Glycemic Control in Children and Youth With Type 1 Diabetes Mellitus in Saudi Arabia

Introduction

Type 1 diabetes mellitus (T1DM) currently affects an estimated 500 000 youth under the age of 15 years old worldwide, with the highest demographics found in Europe and North America. ¹ Epidemiological data further indicate an increasing incidence of T1DM globally with an average relative increase of around 3% to 4% per year and with an age of onset younger than previously estimated. ² These observations were documented in many countries, including both developed and developing countries, specifically the United States, Europe, Australia, Latin America, China, Southeast Asia, and India.^2–9 Diabetes type 1 was found to be most common in Finland (with >60 cases per 100 000) and Sardinia (with approximately 40 cases per 100 000). ¹⁰

Over the last 3 decades, the incidence rate of T1DM has also been rising in Saudi Arabia. ¹¹ The most recent data report an incidence of 27.5/100 000 ¹² and 29/100 000. ¹³ The prevalence of T1DM in Saudi children and adolescents is 109.5 per 100 000. ¹⁴ A recent (2017) report from International Diabetes Federation (IDF) showed that Saudi Arabia (35 000) has highest number of people with T1DM (0-19 years) and has highest number of new cases (3900) of T1DM. ¹⁵

As demonstrated by the Diabetes Control and Complications Trial and the Epidemiology of Diabetes Interventions and Complications study, the improvement of glycemic and metabolic control in both children and adolescents with T1DM leads to a decreased risk of diabetic complications.^16,17 In previous studies, poor metabolic control in adolescents has been presumed to their changing physiology (pubertal development and growth) as well as to adherence and behavioral issues.^18,19 Previous studies demonstrated that optimal metabolic control is imperative for the prevention of long-term diabetes complications.^20,21

In the present study, we endeavored to determine the current status of glycemic control, diabetes management, and the impact of different factors such as age, gender, pubertal stage, duration of diabetes, and insulin regimen on the metabolic control of children and adolescents with T1DM attending the pediatric endocrine clinic at King Abdulaziz Medical City (KAMC) in Jeddah city, Saudi Arabia.

Methods

The study was approved by the Institutional Review Board of King Abdullah International Medical Research Center. In this retrospective cross-sectional study, we included all children and adolescents between the ages of 1 and 18 years with known T1DM and who had regular follow-up for more than 3 months in the pediatric endocrine clinic at KAMC from January 2010 to January 2013. We collected data on gender, puberty staging, duration of T1DM, symptoms at presentation as well as clinical information such as blood pressure (BP) using the Dinamap automated oscillometric device and body mass index (BMI) using Centers for Disease Control and Prevention charts. Data on hemoglobin A_1c (HbA_1c), 25-hydroxyvitamin D [25(OH)D] levels, lipid profile, and thyroid function were also collected from the medical records. At the time of study, we followed the American Diabetes Association (ADA) 2014 Guidelines for target HbA_1c levels per age group: ⩽8.5% (69.4 mmol/mol) in toddlers (0-6 years), ⩽8% (63.9 mmol/mol) in schoolchildren (6-12 years), and ⩽7.5% (58.5 mmol/mol) in adolescents and young adults (13-18 years).

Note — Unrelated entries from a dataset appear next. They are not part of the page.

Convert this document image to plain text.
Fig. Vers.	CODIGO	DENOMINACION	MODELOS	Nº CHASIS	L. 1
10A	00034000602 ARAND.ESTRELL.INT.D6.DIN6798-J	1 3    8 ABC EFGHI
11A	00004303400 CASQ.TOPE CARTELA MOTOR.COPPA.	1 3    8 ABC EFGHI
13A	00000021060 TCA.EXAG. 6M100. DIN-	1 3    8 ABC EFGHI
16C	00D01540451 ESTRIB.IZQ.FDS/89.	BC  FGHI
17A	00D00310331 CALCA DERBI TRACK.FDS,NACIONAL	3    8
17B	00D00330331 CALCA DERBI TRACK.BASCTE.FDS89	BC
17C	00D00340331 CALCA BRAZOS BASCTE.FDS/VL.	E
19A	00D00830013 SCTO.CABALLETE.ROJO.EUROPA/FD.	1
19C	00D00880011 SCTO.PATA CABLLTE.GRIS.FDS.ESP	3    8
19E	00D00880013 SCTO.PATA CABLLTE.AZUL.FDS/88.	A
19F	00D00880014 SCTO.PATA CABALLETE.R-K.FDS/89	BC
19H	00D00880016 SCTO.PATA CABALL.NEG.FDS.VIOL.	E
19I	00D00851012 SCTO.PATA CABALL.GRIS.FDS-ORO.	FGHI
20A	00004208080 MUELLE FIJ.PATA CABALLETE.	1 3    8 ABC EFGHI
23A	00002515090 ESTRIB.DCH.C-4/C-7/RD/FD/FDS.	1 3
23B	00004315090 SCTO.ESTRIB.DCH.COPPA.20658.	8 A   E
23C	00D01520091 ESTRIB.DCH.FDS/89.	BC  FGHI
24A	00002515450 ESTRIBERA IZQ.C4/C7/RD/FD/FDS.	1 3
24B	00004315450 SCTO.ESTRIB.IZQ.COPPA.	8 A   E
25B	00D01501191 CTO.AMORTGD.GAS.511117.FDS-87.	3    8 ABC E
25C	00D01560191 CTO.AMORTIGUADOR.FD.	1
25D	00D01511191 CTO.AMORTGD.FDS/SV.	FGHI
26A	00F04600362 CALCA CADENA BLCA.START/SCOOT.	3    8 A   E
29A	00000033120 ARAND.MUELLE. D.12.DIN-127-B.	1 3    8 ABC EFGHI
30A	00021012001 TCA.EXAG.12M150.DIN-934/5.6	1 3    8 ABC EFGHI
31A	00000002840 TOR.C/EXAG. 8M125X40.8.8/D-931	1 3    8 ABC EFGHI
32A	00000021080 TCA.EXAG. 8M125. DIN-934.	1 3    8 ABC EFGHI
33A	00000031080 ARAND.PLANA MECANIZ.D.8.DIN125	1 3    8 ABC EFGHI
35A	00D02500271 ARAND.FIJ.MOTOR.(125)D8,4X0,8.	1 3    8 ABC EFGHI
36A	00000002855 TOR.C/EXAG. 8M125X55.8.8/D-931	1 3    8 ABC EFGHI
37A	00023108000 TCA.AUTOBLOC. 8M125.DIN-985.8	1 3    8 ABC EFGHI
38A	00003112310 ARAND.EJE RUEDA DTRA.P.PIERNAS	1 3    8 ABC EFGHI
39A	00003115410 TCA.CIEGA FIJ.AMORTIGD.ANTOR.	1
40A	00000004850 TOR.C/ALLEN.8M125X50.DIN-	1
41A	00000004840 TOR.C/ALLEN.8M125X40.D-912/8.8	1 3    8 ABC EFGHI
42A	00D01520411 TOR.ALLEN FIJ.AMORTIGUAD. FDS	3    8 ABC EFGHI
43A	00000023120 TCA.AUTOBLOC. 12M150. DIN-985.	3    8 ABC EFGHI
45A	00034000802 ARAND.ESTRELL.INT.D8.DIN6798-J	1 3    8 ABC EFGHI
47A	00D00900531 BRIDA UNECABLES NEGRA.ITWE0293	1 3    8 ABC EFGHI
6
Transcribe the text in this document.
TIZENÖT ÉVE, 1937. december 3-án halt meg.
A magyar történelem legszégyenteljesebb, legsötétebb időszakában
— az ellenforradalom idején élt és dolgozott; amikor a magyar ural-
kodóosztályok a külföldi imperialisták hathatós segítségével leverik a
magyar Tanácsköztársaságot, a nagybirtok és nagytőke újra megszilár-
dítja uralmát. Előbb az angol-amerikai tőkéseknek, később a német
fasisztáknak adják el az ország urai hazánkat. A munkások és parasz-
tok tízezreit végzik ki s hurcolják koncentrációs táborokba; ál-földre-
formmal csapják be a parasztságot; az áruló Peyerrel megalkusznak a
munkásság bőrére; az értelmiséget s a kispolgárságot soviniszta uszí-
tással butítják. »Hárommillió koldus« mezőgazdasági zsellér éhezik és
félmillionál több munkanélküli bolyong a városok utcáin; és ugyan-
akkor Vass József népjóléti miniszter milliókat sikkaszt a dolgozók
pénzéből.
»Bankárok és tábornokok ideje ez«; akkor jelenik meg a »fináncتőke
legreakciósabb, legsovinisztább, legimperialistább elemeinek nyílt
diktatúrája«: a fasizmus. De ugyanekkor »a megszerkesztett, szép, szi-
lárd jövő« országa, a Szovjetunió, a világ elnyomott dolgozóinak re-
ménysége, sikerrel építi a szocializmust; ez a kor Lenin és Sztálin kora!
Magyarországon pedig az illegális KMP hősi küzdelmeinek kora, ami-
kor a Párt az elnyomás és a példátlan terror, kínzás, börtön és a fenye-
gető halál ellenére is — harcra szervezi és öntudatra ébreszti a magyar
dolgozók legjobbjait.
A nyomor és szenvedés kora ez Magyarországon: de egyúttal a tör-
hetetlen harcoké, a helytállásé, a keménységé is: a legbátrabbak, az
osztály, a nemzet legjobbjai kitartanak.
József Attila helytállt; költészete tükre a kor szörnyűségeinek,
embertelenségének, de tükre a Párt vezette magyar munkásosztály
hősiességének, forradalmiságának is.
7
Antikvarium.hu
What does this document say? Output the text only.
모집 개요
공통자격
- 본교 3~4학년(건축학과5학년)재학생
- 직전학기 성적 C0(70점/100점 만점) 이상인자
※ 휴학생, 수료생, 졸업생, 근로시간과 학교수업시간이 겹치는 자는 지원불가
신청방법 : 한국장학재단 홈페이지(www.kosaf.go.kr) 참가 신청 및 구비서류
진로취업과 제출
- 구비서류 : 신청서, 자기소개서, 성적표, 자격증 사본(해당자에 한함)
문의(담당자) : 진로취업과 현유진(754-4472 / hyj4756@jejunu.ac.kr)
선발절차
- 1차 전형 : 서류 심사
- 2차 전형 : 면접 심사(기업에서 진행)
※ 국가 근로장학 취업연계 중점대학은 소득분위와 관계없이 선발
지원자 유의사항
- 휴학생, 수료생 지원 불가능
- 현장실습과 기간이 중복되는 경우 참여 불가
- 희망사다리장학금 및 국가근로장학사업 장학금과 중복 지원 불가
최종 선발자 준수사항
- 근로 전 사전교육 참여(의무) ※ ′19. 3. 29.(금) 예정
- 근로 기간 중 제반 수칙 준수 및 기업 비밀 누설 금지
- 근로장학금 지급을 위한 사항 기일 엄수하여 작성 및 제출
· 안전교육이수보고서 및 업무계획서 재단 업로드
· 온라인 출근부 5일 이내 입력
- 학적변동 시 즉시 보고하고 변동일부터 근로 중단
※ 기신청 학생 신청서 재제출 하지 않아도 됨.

Hemoglobin A_1c was measured using ion-exchange high-performance liquid chromatography technique. hemoglobin A_1c values were based on measurement at regular intervals (3 months) and the average of the last 3 results in the last year of follow-up. Other variables (BP, BMI, lipid profile, and thyroid function) were recorded from the last follow-up visit.

Conventional insulin regimen was defined as the administration of 2 injections of insulin per day as a combination of regular short-acting and intermediate-acting insulin before breakfast and dinner. Intensive insulin regimen was defined as basal bolus regimen (receiving 3 rapid or short-acting insulin pre-meals plus 1 long-acting basal insulin or intermediate-acting insulin per day). Patients who were on insulin pumps were also included.

Statistical Analysis

The data analysis was conducted using Statistical Package for the Social Sciences, version 14 (IBM SPSS Inc, USA, version 14). The results are presented as means ± standard deviations for continuous variables and as percentages (%) for frequencies. Independent t-test was done to compare normally distributed variables and Mann-Whitney U-test to compare non-Gaussian variables. Frequencies were compared using chi-square test. Linear regression using log-transformed HbA_1c and vitamin D values was undertaken to identify the association between vitamin D status and glycemic control. Significance was set at a P value <.05.

Results

A total of 301 T1DM patients (161 females—53.5%) were studied. Table 1 illustrates the clinical characteristics of males and females. The mean age for the group was 13.9 ± 3.8 years (13.86 ± 3.88 years for males and 14.06 ± 3.86 years for females). Mean age at diagnosis of T1DM was slightly younger in males (6.01 ± 3.65 years) than in females (6.33 ± 3.45 years). Pubertal signs were noted in 50.7% of male and 57.8% of female subjects. Symptoms of hyperglycemia were the most common presentation (57.9% in males, 51.6% in females). Diabetic ketoacidosis (DKA) as a presentation was more common in females (48.4%) In males, the most common reason for admission was education (32.9%), while DKA was the most common reason for females (38.8%). Frequency of symptomatic hypoglycemic attacks was relatively higher in males (47.1%) than in females (42.9%); P value <.46 (Table 1).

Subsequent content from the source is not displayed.